Gas prices inched lower for the second straight week and are $1.29 cheaper per gallon than one year ago.
TSA Checkpoint Travel Numbers
The number of people passing through TSA security during the week ending June 27th was 2.3% higher than during the same week in 2019. This is going to be a big summer for travel.
New Home Sales
New home sales surged 12% in May. This was the seventh increase in the past eight months, and new home sales are now higher than they were pre-pandemic. Yes, this is partially due to the complete lack of existing homes available for sale but still, the market for new homes is way hotter than anyone anticipated.
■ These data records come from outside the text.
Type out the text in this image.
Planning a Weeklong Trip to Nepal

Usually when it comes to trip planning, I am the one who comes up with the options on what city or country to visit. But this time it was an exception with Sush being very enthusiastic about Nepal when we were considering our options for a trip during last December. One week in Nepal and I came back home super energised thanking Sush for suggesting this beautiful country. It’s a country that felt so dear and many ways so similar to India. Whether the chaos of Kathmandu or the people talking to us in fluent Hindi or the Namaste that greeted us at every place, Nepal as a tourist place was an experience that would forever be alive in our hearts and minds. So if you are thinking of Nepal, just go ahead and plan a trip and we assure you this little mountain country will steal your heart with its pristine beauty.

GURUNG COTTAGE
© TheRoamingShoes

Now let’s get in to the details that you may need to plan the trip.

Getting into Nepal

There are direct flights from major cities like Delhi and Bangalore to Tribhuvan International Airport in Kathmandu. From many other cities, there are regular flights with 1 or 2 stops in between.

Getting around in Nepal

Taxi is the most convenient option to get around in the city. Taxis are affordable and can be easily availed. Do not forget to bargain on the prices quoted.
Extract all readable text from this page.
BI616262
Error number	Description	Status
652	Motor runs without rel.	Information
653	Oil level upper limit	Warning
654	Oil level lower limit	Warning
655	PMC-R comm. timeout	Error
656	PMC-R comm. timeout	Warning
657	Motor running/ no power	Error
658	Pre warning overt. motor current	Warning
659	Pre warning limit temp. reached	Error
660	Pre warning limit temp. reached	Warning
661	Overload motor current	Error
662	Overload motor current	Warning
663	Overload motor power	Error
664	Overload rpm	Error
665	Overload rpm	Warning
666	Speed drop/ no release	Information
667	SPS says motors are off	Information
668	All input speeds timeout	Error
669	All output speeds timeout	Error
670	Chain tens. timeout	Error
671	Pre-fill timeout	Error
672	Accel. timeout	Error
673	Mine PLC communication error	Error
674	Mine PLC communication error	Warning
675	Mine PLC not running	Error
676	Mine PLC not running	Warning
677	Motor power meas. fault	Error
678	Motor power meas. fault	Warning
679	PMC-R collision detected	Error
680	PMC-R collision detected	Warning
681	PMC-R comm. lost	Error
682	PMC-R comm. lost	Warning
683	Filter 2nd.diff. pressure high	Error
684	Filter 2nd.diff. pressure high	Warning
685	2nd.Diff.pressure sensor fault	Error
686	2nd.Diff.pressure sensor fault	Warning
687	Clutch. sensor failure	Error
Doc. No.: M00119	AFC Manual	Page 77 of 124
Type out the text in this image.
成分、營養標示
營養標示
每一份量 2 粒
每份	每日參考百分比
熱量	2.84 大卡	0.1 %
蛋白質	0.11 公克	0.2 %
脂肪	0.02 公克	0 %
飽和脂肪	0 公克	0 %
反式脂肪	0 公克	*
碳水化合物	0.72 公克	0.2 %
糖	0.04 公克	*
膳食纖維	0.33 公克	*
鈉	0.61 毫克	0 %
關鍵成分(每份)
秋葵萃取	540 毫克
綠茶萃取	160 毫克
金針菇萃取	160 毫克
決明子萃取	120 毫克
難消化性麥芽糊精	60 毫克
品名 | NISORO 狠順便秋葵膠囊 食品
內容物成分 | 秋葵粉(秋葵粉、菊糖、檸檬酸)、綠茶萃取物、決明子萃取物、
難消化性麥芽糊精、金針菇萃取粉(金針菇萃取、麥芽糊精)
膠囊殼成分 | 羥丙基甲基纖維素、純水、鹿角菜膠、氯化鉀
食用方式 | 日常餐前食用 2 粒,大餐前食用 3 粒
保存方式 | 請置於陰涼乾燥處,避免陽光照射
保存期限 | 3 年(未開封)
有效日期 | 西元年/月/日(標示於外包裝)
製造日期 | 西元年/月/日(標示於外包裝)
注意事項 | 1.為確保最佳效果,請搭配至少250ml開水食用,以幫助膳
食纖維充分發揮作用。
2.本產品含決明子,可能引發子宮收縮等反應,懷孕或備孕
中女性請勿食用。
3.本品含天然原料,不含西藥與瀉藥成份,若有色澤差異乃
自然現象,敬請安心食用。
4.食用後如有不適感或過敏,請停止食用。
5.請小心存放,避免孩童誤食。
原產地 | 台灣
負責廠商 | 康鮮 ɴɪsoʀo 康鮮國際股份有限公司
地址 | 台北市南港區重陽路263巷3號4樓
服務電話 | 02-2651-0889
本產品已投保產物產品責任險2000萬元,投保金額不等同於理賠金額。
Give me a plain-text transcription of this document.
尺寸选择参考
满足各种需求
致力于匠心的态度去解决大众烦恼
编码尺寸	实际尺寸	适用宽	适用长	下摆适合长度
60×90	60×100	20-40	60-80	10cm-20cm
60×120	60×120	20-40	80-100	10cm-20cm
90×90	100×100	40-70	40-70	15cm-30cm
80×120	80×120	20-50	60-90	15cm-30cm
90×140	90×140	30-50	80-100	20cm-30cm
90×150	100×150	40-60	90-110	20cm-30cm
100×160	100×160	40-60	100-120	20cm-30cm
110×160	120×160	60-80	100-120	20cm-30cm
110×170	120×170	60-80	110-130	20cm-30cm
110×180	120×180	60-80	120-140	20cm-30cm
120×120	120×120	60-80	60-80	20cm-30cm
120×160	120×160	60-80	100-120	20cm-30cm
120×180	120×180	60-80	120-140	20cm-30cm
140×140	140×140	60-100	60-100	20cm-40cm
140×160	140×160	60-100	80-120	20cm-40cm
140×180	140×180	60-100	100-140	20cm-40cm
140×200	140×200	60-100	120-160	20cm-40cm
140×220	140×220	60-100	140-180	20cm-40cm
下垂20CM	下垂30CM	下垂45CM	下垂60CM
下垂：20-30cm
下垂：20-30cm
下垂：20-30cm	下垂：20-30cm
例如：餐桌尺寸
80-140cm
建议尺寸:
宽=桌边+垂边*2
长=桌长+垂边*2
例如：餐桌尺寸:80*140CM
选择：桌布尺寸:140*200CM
Part of this increase, as pointed out by Ali Wolf, is due to the fact that new homes have averaged a 27% price premium over existing homes since 2010, but that premium is currently just 4%.
There was a huge increase in the number of housing units sold but not yet started, which means residential single-family construction will heat up over the next few months. As a result of this release, several forecasters upgraded their Q2 and Q3 GDP projections.
Durable Goods Orders
U.S. companies sold more durable goods (think items that last a long time like computers, refrigerators, cars, etc.) in May than they did in April, the third straight monthly increase. Excluding transportation goods (very volatile), orders for durable goods increased 0.4% for the month. This is another sign that the economy just keeps chugging right along.
Conference Board Consumer Confidence
This measure of consumer sentiment improved in June, up to the highest level since January 2022. The expectations index, which measures how consumers think the economy will perform over the next few quarters, remained just below the level that typically signals recession. Of course, it’s been below that level for 17 of the past 18 months, so take that with a tiny little grain of salt. Overall, consumer confidence is higher than at any point from 2009 to mid-2017.
The S&P Corelogic Case-Shiller home price index showed prices rose 1.3% in April but are down -0.2% year over year, the first annual decline shown by that index since 2012. The FHFA U.S. House Price Index showed a similar 0.7% monthly uptick in prices and, unlike the S&P measure, a 3.1% year-over-year increase. First, these measures are for April, so they’re literally old news. Second, whether prices increased 3.1% or fell 0.2% year over year, home price inflation is cooling off.